By Paul Simpson, Engineering Group Manager
Vehicle Safety & Crashworthiness Lab

What do you do when you want to reduce the likelihood that drivers of your vehicles will experience a life-threatening rollover accident? You build a $10 million dollar rollover facility, and do the rollovers yourself, giving you the data you need to build stronger, safer cars and trucks.

We’ve already talked on this blog about the importance of the crash test dummy to automotive safety, and new wireless test dummies that transmit real-time crash data will be a part of the action. But there’s more we can do to protect drivers in the event of a crash. In a rollover accident, the weight of the vehicle is transferred to the roof with extreme force, creating the potential to crush a vehicle cabin under the strain.
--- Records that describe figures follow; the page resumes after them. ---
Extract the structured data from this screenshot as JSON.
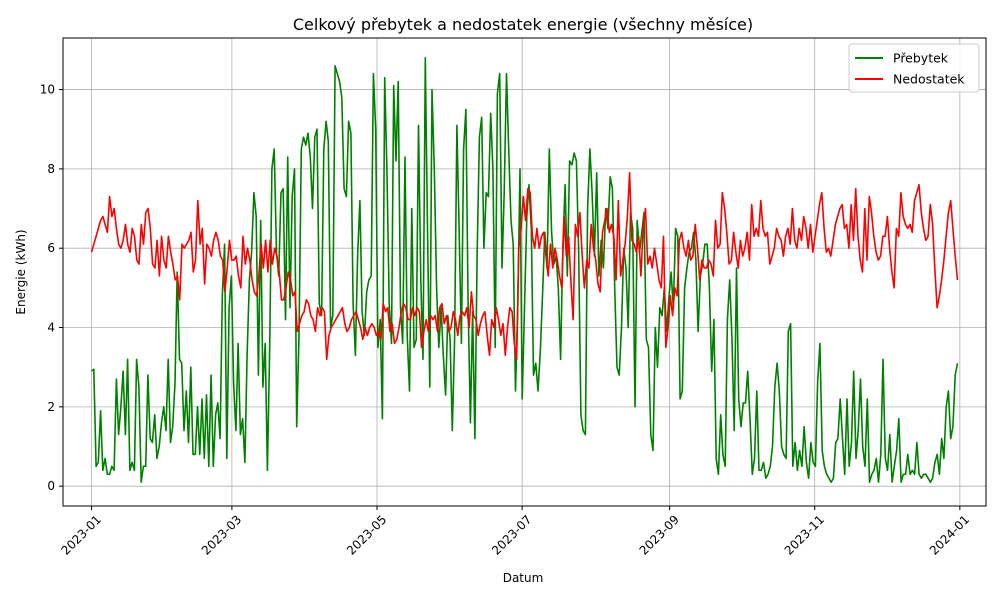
{
  "chart_data": {
    "type": "line",
    "title": "Celkový přebytek a nedostatek energie (všechny měsíce)",
    "xlabel": "Datum",
    "ylabel": "Energie (kWh)",
    "xlim": [
      "2022-12-20",
      "2024-01-12"
    ],
    "ylim": [
      -0.5,
      11.3
    ],
    "grid": true,
    "legend": "top-right",
    "x_ticks": [
      "2023-01",
      "2023-03",
      "2023-05",
      "2023-07",
      "2023-09",
      "2023-11",
      "2024-01"
    ],
    "y_ticks": [
      0,
      2,
      4,
      6,
      8,
      10
    ],
    "x_start": "2023-01-01",
    "series": [
      {
        "name": "Přebytek",
        "color": "#008000",
        "values": [
          2.9,
          2.95,
          0.5,
          0.6,
          1.9,
          0.4,
          0.7,
          0.3,
          0.3,
          0.5,
          0.4,
          2.7,
          1.3,
          2.0,
          2.9,
          1.3,
          3.2,
          0.4,
          0.6,
          0.4,
          3.2,
          2.5,
          0.1,
          0.5,
          0.5,
          2.8,
          1.2,
          1.1,
          1.8,
          0.7,
          1.0,
          1.6,
          2.0,
          1.4,
          3.2,
          1.1,
          1.5,
          2.6,
          5.4,
          3.2,
          3.1,
          1.4,
          2.4,
          1.1,
          3.0,
          0.8,
          0.8,
          2.0,
          0.8,
          2.2,
          0.7,
          2.3,
          0.5,
          2.8,
          0.5,
          1.8,
          2.1,
          1.2,
          4.8,
          6.1,
          0.7,
          4.5,
          5.3,
          2.6,
          1.4,
          3.6,
          1.3,
          1.7,
          0.6,
          3.3,
          5.2,
          5.9,
          7.4,
          6.8,
          2.8,
          6.7,
          2.5,
          3.6,
          0.4,
          3.5,
          8.0,
          8.5,
          5.9,
          5.3,
          7.4,
          7.5,
          4.2,
          8.3,
          4.5,
          7.3,
          8.0,
          1.5,
          3.8,
          8.5,
          8.8,
          8.6,
          8.9,
          8.3,
          7.0,
          8.8,
          9.0,
          4.6,
          4.3,
          8.5,
          9.2,
          8.7,
          4.0,
          4.3,
          10.6,
          10.4,
          10.2,
          9.8,
          7.5,
          7.3,
          9.2,
          8.9,
          4.6,
          3.3,
          5.8,
          7.2,
          4.4,
          3.8,
          4.9,
          5.2,
          5.3,
          10.4,
          9.0,
          3.5,
          4.2,
          1.7,
          10.3,
          8.0,
          4.6,
          3.6,
          10.1,
          8.2,
          10.2,
          4.5,
          3.6,
          8.3,
          3.8,
          2.4,
          7.0,
          3.5,
          3.7,
          9.1,
          5.2,
          3.2,
          10.8,
          6.5,
          2.5,
          10.0,
          8.0,
          5.0,
          3.5,
          4.5,
          3.3,
          2.3,
          4.3,
          3.7,
          1.4,
          3.7,
          9.1,
          6.5,
          3.6,
          8.5,
          9.5,
          4.6,
          1.6,
          4.4,
          1.2,
          5.8,
          8.8,
          9.3,
          6.0,
          7.4,
          7.3,
          9.4,
          8.0,
          3.5,
          9.9,
          10.4,
          5.5,
          7.4,
          10.4,
          8.5,
          6.7,
          6.1,
          2.4,
          4.4,
          8.0,
          2.2,
          4.5,
          6.8,
          7.6,
          6.5,
          2.8,
          3.1,
          2.4,
          3.4,
          4.8,
          6.4,
          5.5,
          8.5,
          6.4,
          5.6,
          5.8,
          5.0,
          3.2,
          6.0,
          7.6,
          5.3,
          8.2,
          8.1,
          8.4,
          8.2,
          6.0,
          1.8,
          1.4,
          1.3,
          7.0,
          8.5,
          7.4,
          5.8,
          7.9,
          5.3,
          6.2,
          5.5,
          7.0,
          6.5,
          7.8,
          7.5,
          5.0,
          3.0,
          2.8,
          4.0,
          6.0,
          5.5,
          4.0,
          6.9,
          6.5,
          2.0,
          6.7,
          5.9,
          6.4,
          6.9,
          3.7,
          3.5,
          1.3,
          0.9,
          4.0,
          3.0,
          4.5,
          4.3,
          5.0,
          3.9,
          4.7,
          5.4,
          4.5,
          6.5,
          6.3,
          2.2,
          2.4,
          5.0,
          5.5,
          5.9,
          6.0,
          6.4,
          5.7,
          3.9,
          5.3,
          5.6,
          6.1,
          6.1,
          5.0,
          2.9,
          4.2,
          0.7,
          0.3,
          1.8,
          0.8,
          0.5,
          4.2,
          5.2,
          3.7,
          1.4,
          5.5,
          2.2,
          1.5,
          2.1,
          2.1,
          2.9,
          1.7,
          0.3,
          0.7,
          2.4,
          0.4,
          0.4,
          0.6,
          0.2,
          0.3,
          0.5,
          1.0,
          2.5,
          3.1,
          2.4,
          1.0,
          0.8,
          0.7,
          3.9,
          4.1,
          0.5,
          1.1,
          0.4,
          0.9,
          0.5,
          1.5,
          0.6,
          0.2,
          1.1,
          0.6,
          0.5,
          2.6,
          3.6,
          0.9,
          0.5,
          0.3,
          0.2,
          0.1,
          0.2,
          1.1,
          1.2,
          2.2,
          1.2,
          0.3,
          2.2,
          0.5,
          1.1,
          2.9,
          0.7,
          1.4,
          2.7,
          1.0,
          0.5,
          2.2,
          0.1,
          0.3,
          0.4,
          0.7,
          0.1,
          0.8,
          3.2,
          0.7,
          0.4,
          1.3,
          0.1,
          0.5,
          0.9,
          1.7,
          0.1,
          0.3,
          0.3,
          0.8,
          0.3,
          0.4,
          0.3,
          1.1,
          0.3,
          0.2,
          0.3,
          0.3,
          0.2,
          0.1,
          0.2,
          0.6,
          0.8,
          0.3,
          1.2,
          0.7,
          2.0,
          2.4,
          1.2,
          1.5,
          2.8,
          3.1
        ]
      },
      {
        "name": "Nedostatek",
        "color": "#ff0000",
        "values": [
          5.9,
          6.1,
          6.3,
          6.5,
          6.7,
          6.8,
          6.6,
          6.4,
          7.3,
          6.8,
          7.0,
          6.5,
          6.1,
          6.0,
          6.2,
          6.6,
          6.1,
          5.9,
          6.5,
          6.3,
          5.7,
          5.6,
          6.6,
          6.1,
          6.9,
          7.0,
          6.5,
          5.6,
          5.5,
          6.2,
          5.3,
          6.3,
          5.7,
          5.5,
          6.3,
          5.9,
          5.6,
          5.2,
          5.3,
          4.7,
          6.1,
          6.0,
          6.1,
          6.2,
          6.4,
          5.4,
          5.7,
          7.2,
          6.1,
          6.5,
          5.1,
          6.1,
          6.0,
          5.8,
          6.2,
          6.4,
          6.2,
          5.8,
          5.7,
          4.9,
          5.5,
          6.2,
          5.7,
          5.7,
          5.8,
          5.3,
          5.0,
          6.3,
          5.6,
          6.0,
          5.7,
          5.2,
          4.9,
          4.8,
          5.3,
          6.1,
          5.5,
          6.2,
          5.4,
          6.2,
          5.6,
          6.0,
          5.8,
          5.4,
          4.7,
          4.7,
          5.0,
          5.4,
          5.2,
          4.8,
          4.9,
          3.9,
          4.1,
          4.3,
          4.4,
          4.7,
          4.6,
          4.3,
          4.2,
          3.9,
          4.5,
          4.3,
          4.5,
          4.4,
          3.2,
          3.8,
          4.0,
          4.1,
          4.2,
          4.3,
          4.4,
          4.5,
          4.1,
          3.9,
          4.0,
          4.2,
          4.3,
          4.4,
          4.2,
          4.0,
          3.7,
          4.0,
          3.8,
          4.0,
          4.1,
          4.0,
          3.8,
          3.9,
          3.7,
          4.6,
          4.4,
          4.5,
          3.9,
          4.1,
          3.6,
          3.7,
          4.0,
          4.4,
          4.6,
          4.5,
          4.2,
          4.2,
          4.5,
          4.3,
          4.5,
          4.4,
          3.5,
          3.9,
          4.2,
          3.9,
          4.3,
          4.2,
          4.3,
          3.9,
          4.5,
          4.6,
          4.1,
          4.3,
          3.9,
          4.0,
          4.4,
          4.2,
          3.8,
          4.3,
          4.4,
          4.3,
          4.5,
          4.0,
          4.9,
          4.3,
          4.2,
          3.8,
          4.1,
          4.3,
          4.4,
          3.8,
          3.3,
          4.2,
          4.0,
          4.5,
          4.2,
          3.8,
          4.1,
          3.3,
          4.0,
          4.5,
          4.4,
          3.6,
          3.2,
          6.0,
          6.5,
          7.3,
          6.7,
          7.5,
          7.4,
          6.3,
          6.0,
          6.5,
          6.0,
          6.3,
          6.4,
          5.8,
          5.3,
          6.1,
          5.5,
          6.0,
          5.7,
          5.3,
          5.0,
          6.8,
          5.8,
          6.3,
          5.2,
          4.2,
          6.6,
          6.3,
          6.9,
          5.8,
          5.0,
          5.7,
          5.5,
          6.6,
          6.0,
          5.7,
          5.1,
          4.9,
          6.4,
          6.7,
          7.0,
          6.4,
          6.6,
          6.3,
          5.2,
          7.2,
          5.3,
          5.7,
          6.1,
          6.8,
          7.9,
          6.2,
          6.1,
          5.9,
          6.3,
          5.3,
          6.5,
          7.0,
          5.6,
          5.8,
          5.5,
          6.0,
          5.6,
          5.2,
          5.0,
          6.3,
          3.5,
          4.0,
          4.8,
          4.3,
          5.0,
          4.8,
          6.2,
          6.4,
          6.0,
          5.8,
          6.2,
          5.7,
          5.8,
          6.6,
          6.0,
          5.2,
          5.7,
          5.5,
          5.5,
          5.7,
          5.6,
          5.3,
          6.7,
          6.0,
          6.1,
          7.4,
          7.0,
          6.4,
          5.6,
          5.7,
          6.4,
          5.9,
          5.5,
          6.2,
          5.8,
          6.0,
          6.4,
          5.7,
          7.1,
          6.3,
          6.5,
          6.3,
          7.2,
          6.5,
          6.3,
          6.4,
          5.6,
          5.8,
          6.0,
          6.5,
          6.3,
          6.2,
          5.8,
          6.3,
          6.5,
          6.1,
          7.0,
          6.2,
          6.0,
          6.5,
          6.2,
          6.8,
          6.5,
          6.0,
          6.6,
          5.9,
          6.3,
          6.7,
          7.1,
          7.4,
          6.5,
          5.9,
          6.0,
          5.8,
          6.2,
          6.6,
          6.8,
          7.0,
          7.1,
          6.5,
          6.6,
          6.0,
          7.1,
          6.2,
          7.5,
          6.3,
          5.7,
          5.4,
          7.0,
          5.7,
          7.3,
          6.9,
          6.3,
          5.9,
          5.7,
          5.8,
          6.3,
          6.3,
          6.8,
          6.0,
          5.4,
          5.0,
          6.5,
          6.3,
          7.4,
          6.8,
          6.6,
          6.5,
          6.6,
          6.4,
          7.2,
          7.4,
          7.6,
          6.9,
          6.5,
          6.2,
          6.3,
          7.1,
          6.6,
          5.5,
          4.5,
          4.8,
          5.2,
          5.7,
          6.3,
          6.9,
          7.2,
          6.5,
          5.8,
          5.2
        ]
      }
    ]
  }
}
And while rollover accidents only account for about 3 percent of all motor vehicle accidents, they account for nearly 25 percent of all motor vehicle fatalities.


As you can see, rollover testing is critical. When the facility begins its first of hundreds of annual tests in December of this year, we will put the vehicles through their paces. Four out of the five test modes to be conducted at the lab represent 80–85 percent of the vehicle rollover events that occur in the field. The test types are described as follows:

  • Curb or Soil Trip: The vehicle slides sideways and is suddenly stopped following contact with a raised object (i.e., a curb) or the vehicle encounters loose soil and the wheels dig into the soil.

  • Ditch Fall Over: The vehicle is travels on a steep side slope, which causes the vehicle to roll over.
  • Corkscrew or Flip Over: One side of the vehicle encounters a ramp-like object such as a guardrail taper or ditch back slope.
  • The Dolly Rollover: The vehicle is positioned (laterally) on an inclined dolly. The dolly travels at 30mph and is then brought to a sudden stop that causes vehicle to launch off of the dolly sideways and roll over a number of times.

The rollover test facility will help to support GM’s plan to introduce systems designed to reduce rollover injuries to all non-commercial vehicles by 2012. This facility will be the first rollover facility owned by an automotive company within North America and certainly the first for all of GM.

It’s just one more way we’re working to keep our vehicles safe and our customers safer.